Vladimir Putin Visits North Korea To Buy Rocket Artillery And Ammunitions

Russian President Vladimir Putin has told North Korea’s leader Kim Jong Un that he wishes to expand ties between Moscow and Pyongyang, according to state media.

North Korea’s KCNA news agency said on Monday that Putin sent a letter to Kim on the 77th anniversary of the end of Japan’s occupation of the Korean peninsula, saying closer ties would be in the interest of both of their countries.

Russia has been struggling to resupply its Army with new multiple launch rocket systems as U.S.-made HIMARS wrecks havoc on Russian troops in Kherson and Donbas.

Russian industrial complex is under tough sanctions by the Western countries forcing Russia to source drones and ammunition from China, North Korea and Iran.

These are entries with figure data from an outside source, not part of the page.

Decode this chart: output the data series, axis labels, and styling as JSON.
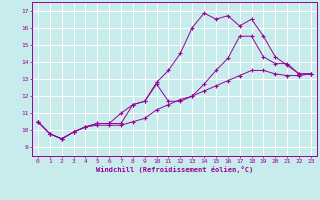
{
  "xlabel": "Windchill (Refroidissement éolien,°C)",
  "bg_color": "#c8ecec",
  "line_color": "#990099",
  "grid_color": "#ffffff",
  "x_ticks": [
    0,
    1,
    2,
    3,
    4,
    5,
    6,
    7,
    8,
    9,
    10,
    11,
    12,
    13,
    14,
    15,
    16,
    17,
    18,
    19,
    20,
    21,
    22,
    23
  ],
  "y_ticks": [
    9,
    10,
    11,
    12,
    13,
    14,
    15,
    16,
    17
  ],
  "xlim": [
    -0.5,
    23.5
  ],
  "ylim": [
    8.5,
    17.5
  ],
  "series": {
    "line_top_x": [
      0,
      1,
      2,
      3,
      4,
      5,
      6,
      7,
      8,
      9,
      10,
      11,
      12,
      13,
      14,
      15,
      16,
      17,
      18,
      19,
      20,
      21,
      22,
      23
    ],
    "line_top_y": [
      10.5,
      9.8,
      9.5,
      9.9,
      10.2,
      10.4,
      10.4,
      10.4,
      11.5,
      11.7,
      12.8,
      13.5,
      14.5,
      16.0,
      16.85,
      16.5,
      16.7,
      16.1,
      16.5,
      15.5,
      14.3,
      13.8,
      13.3,
      13.3
    ],
    "line_mid_x": [
      0,
      1,
      2,
      3,
      4,
      5,
      6,
      7,
      8,
      9,
      10,
      11,
      12,
      13,
      14,
      15,
      16,
      17,
      18,
      19,
      20,
      21,
      22,
      23
    ],
    "line_mid_y": [
      10.5,
      9.8,
      9.5,
      9.9,
      10.2,
      10.4,
      10.4,
      11.0,
      11.5,
      11.7,
      12.7,
      11.7,
      11.7,
      12.0,
      12.7,
      13.5,
      14.2,
      15.5,
      15.5,
      14.3,
      13.9,
      13.9,
      13.3,
      13.3
    ],
    "line_bot_x": [
      0,
      1,
      2,
      3,
      4,
      5,
      6,
      7,
      8,
      9,
      10,
      11,
      12,
      13,
      14,
      15,
      16,
      17,
      18,
      19,
      20,
      21,
      22,
      23
    ],
    "line_bot_y": [
      10.5,
      9.8,
      9.5,
      9.9,
      10.2,
      10.3,
      10.3,
      10.3,
      10.5,
      10.7,
      11.2,
      11.5,
      11.8,
      12.0,
      12.3,
      12.6,
      12.9,
      13.2,
      13.5,
      13.5,
      13.3,
      13.2,
      13.2,
      13.3
    ]
  }
}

President Putin visited Iran to buy drones from Iranian Revolutionary Guard. In this visit, President Putin aims to buy North Korean KN-09 rocket artillery and ammunitions for Russian Army.

North Korean KN-09 rocket artillery.

Russia and North Korea will “continue to expand the comprehensive and constructive bilateral relations with common efforts,” Putin wrote, adding that this would help strengthen the security and stability of the Korean peninsula and the Northeastern Asian region.

Kim also sent a letter to Putin saying Russian-North Korean friendship had been forged in World War II with victory over Japan, which had occupied the Korean peninsula from 1910 to 1945.

The “strategic and tactical cooperation, support and solidarity” between the two countries has since reached a new level, Kim wrote, particularly in their common efforts to frustrate threats and provocations from hostile military forces.

KCNA did not identify the hostile forces, but it has typically used that term to refer to the United States and its allies.

Kim predicted cooperation between Russia and North Korea would grow based on an agreement signed in 2019 when he met with Putin.

North Korea in July recognised two Russian-backed breakaway “people’s republics” in eastern Ukraine as independent states, and officials raised the prospect of North Korean workers being sent to the areas to help in construction and other labour.

Ukraine, which is resisting a Russian invasion described by Moscow as a “special military operation”, immediately severed relations with Pyongyang over the move.

Al Jazeera’s Rob McBride, reporting from the South Korean capital, Seoul, said the exchange of letters come at a time that both leaders faced international censure – Kim over his country’s nuclear and missiles programme and Putin over the Russian invasion of Ukraine.

“Both of these leaders face isolation in the international community. For Kim Jong Un, it has of course been longstanding. For Vladimir Putin, it’s been far more recent. But no less consequential.

“There does seem an almost inevitability about the two leaders drawing closer,” McBride said.